Tyrone High School Physics teacher Brian Gruber added some fun to his class to encourage students to take physics. He added a cardboard boat race as the class’ final project to make learning fun.
Gruber used the Titanic as an example for the students to teach the Archimedes principle.
One of the most famous ships to attempt the crossing of the Atlantic Ocean was the Titanic. It was deemed unsinkable but the hull of the Titanic was ripped open by an ice glacier. It may be hard to believe that a steel hull is capable of being ripped open but one must realize the great force behind a two or three hundred thousand-pound ship moving at any speed. It is even more remarkable to wonder how such a large ship made of steel is possible to float. Did you ever wonder how a large ship or tanker is able to float?
Ships are able to float because of buoyancy. Any object placed in a fluid such as air or water will weigh less. Archimedes is credited with discovering buoyancy. Archimedes stated that any object submerged or floating in a fluid is buoyed upward by a force equal to the weight of the fluid it displaces. So an object will float if its buoyant force is equal to the weight of the object. It is in equilibrium at this point.
In this activity students will apply Archimedes’ principle to the building of a cardboard boat. Even though students are not crossing the Atlantic Ocean as the Titanic did, the swimming pool can be a formidable match for a cardboard boat. At least students will not have to worry about icebergs or cold water.

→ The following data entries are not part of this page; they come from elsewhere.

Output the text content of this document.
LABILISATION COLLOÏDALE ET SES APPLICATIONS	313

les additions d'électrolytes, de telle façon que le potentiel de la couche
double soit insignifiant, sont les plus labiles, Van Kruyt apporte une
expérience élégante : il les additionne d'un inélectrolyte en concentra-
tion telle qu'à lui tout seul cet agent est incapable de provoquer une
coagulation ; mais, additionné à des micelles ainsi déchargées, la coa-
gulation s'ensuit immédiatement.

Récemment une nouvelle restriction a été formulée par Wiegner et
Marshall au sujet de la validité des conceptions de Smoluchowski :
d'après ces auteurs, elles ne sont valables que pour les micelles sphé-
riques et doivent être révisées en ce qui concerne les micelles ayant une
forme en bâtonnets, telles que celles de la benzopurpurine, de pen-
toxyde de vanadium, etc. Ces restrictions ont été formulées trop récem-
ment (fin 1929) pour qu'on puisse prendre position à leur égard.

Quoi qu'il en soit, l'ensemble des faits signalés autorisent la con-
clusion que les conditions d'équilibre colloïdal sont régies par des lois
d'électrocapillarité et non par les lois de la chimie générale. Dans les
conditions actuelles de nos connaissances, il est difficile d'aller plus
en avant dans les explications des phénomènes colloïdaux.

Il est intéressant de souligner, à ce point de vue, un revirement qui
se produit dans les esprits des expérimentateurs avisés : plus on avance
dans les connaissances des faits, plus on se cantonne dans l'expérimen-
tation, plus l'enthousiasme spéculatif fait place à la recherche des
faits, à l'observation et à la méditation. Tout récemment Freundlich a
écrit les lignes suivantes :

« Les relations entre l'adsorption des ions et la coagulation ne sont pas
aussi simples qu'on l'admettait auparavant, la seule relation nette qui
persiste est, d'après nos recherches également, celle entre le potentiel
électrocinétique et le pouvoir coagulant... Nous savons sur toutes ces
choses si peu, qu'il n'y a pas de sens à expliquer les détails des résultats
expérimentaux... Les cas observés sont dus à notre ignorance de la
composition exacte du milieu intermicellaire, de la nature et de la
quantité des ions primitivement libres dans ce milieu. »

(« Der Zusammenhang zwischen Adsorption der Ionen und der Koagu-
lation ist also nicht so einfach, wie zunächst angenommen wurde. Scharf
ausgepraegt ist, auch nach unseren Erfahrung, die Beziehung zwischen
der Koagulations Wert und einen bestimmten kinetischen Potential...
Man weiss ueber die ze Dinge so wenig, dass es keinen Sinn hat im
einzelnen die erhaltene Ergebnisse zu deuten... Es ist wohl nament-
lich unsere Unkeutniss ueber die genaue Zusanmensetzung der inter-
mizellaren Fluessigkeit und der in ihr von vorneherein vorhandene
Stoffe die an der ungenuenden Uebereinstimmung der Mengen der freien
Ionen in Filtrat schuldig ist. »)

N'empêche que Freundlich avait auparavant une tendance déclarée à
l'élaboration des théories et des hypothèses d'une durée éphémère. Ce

The objectives of this project were simple: To build a boat out of cardboard and tape that will carry two people the length of the pool and back; to make a poster showing a diagram of the boat and the calculations of the buoyancy and to summarize successful designs and problems observed with building cardboard boats.
The only things the students were allowed to use on the project were Corrugated cardboard (single corrugated or double corrugated), tape and any material you need to make the poster.
“The students had to calculate the buoyancy of their boat,” said Gruber. “Basically they had to know why their boat will float through the Archimedes Principle. They had to calculate how deep their boat will go in the water and how much weight it would hold.”
The double elimination boat race winners were Josh Frye and Adam Smith, with Jason Wilson and Bill Schrechengost finishing second.
“I actually have a lot of fun watching the video after the races are completed,” said Gruber. “You miss a lot when the races are going on. People think I have stock in duct tape because of the amount the students use in the project, but it is a fun way to apply Archimedes’ Principle.”
Billy Shreckengost and Jason Wilson’s boat held 11 people and it would have held more. Also Alicia Merryman and Stephanie Barndt had the best looking boat. There were two boats that had to be cut with the utility knife, one was Jon Patton and David Collins and the other was Morgann Davis and Joe Houck. At the end of the day, the students filled up a whole dumpster with all the cardboard.